Do you still remember sometime in April, you’d go out, and you’d run back in your house like the wind, after a minute, because you forgot your face mask? Scary yet funny times. That was you in the first few weeks of that month. But now, wearing masks has become a part of our daily routine, a part of ourselves like it is some extended body part. We always have it everywhere we go.
Well, that is if we are responsible citizens at this time of the pandemic. We are practicing social distance and wearing masks. We are doing this not only because the law mandates it but also because we are serious about protecting ourselves and other people from the COVID-19 virus.
Wearing masks has been reducing the risk of getting the virus. But at the same time, it is taking a toll on our skin. Wearing masks is also an opportunity for bacteria to attack skin areas that are under the facial mask. People are calling it the “maskne.”
What is “Maskne”?
“Maskne’’ is a new word coined to describe acne caused by wearing face masks; induced by the COVID-19 pandemic. They are usually found in areas where we come in contact with the face mask: chin, cheeks, and nose.
It is a kind of acne triggered by heat, pressure, and friction against the skin. It is the same acne that football players get on areas where the chin straps are placed on and on the sides of their faces where their protective gear rubs. The same thing goes with wearing face masks tightly for a long period.
How to Prevent Maskne
1. Wear the right mask
You would want to go for a fabric that will create as little to no friction as possible. Dr. Dendy Engelman, a dermatologist, said silk is the best type of mask to avoid maskne. Be sure to frequently wash your masks and consider buying a few so you can change masks at least twice a day without any problems.
2. Simplify skincare routine
You might want to put your 7-step Korean skincare routine on hold for now. Choose mild cleansers and lightweight moisturizers. To lessen the chances of getting irritations, opt for fragrance-free products.
You would want to keep your skin hydration as this is one big factor of breakouts.

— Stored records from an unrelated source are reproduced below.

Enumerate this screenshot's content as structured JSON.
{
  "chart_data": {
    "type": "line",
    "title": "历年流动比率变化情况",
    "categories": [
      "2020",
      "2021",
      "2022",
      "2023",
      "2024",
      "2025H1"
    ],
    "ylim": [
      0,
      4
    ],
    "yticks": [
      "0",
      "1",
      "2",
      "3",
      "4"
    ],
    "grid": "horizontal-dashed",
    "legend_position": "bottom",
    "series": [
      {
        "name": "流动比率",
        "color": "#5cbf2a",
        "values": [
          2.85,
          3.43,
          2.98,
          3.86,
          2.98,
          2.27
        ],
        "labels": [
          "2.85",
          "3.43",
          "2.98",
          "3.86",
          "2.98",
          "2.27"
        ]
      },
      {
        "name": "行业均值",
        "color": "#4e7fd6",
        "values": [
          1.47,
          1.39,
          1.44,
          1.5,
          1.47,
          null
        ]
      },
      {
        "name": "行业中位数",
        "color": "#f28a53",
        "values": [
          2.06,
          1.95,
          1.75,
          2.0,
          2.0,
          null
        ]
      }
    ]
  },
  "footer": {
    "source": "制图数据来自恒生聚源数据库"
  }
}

Hyaluronic acid and ceramide are some of the ingredients that are best for hydration.
3. Make ‘quick-wash’ a routine
Whether you are a sweaty person or not, you will sweat under your mask, my friend. Sweat can also be a reason for your breakout. Consider doing a quick wash, especially on days you are sweating too much. Use a gentle cleanser and moisturizer afterward. It is also important not to overwash. This can dry out and strip the skin, which can give you more acne.
4. Wear less makeup
We don’t have a problem with you wearing ten layers of foundation when you need to run to the grocery to buy your tissue. But if your skin’s condition is suffering from this so-called maskne, makeup might not be a great idea now.
Makeup can only add more irritation and invite more bacteria to the skin. If you really can’t go makeup-free, tone it down. You can use a tinted moisturizer that has SPF as an alternative. After all, half of your face will be covered by a mask.
How to treat it when you get it
When it happens, turn to acne-fighting ingredients like salicylic acid and benzoyl peroxide. Look for cleansers and moisturizers that have them. Every skin is different, so do not forget to patch test whenever you try out a new product.
And, please, please stop touching your face. Just don’t.
Above all else, it is best to reach out to your dermatologist for professional skin advice.
Wearing your masks is vital to stopping the spread of the virus. We can’t excuse ourselves from not wearing one just because of maskne risks. A face mask is one of the most effective ways to protect yourself and others from getting infected by COVID-19. Fortunately, there are ways you can avoid it or treat it if you get it.
Regular cleansing, moisturizing, and changing your skin-friendly mask at least twice a day may help avoid getting maskne.
If the problem persists, we recommend that you consult a dermatologist.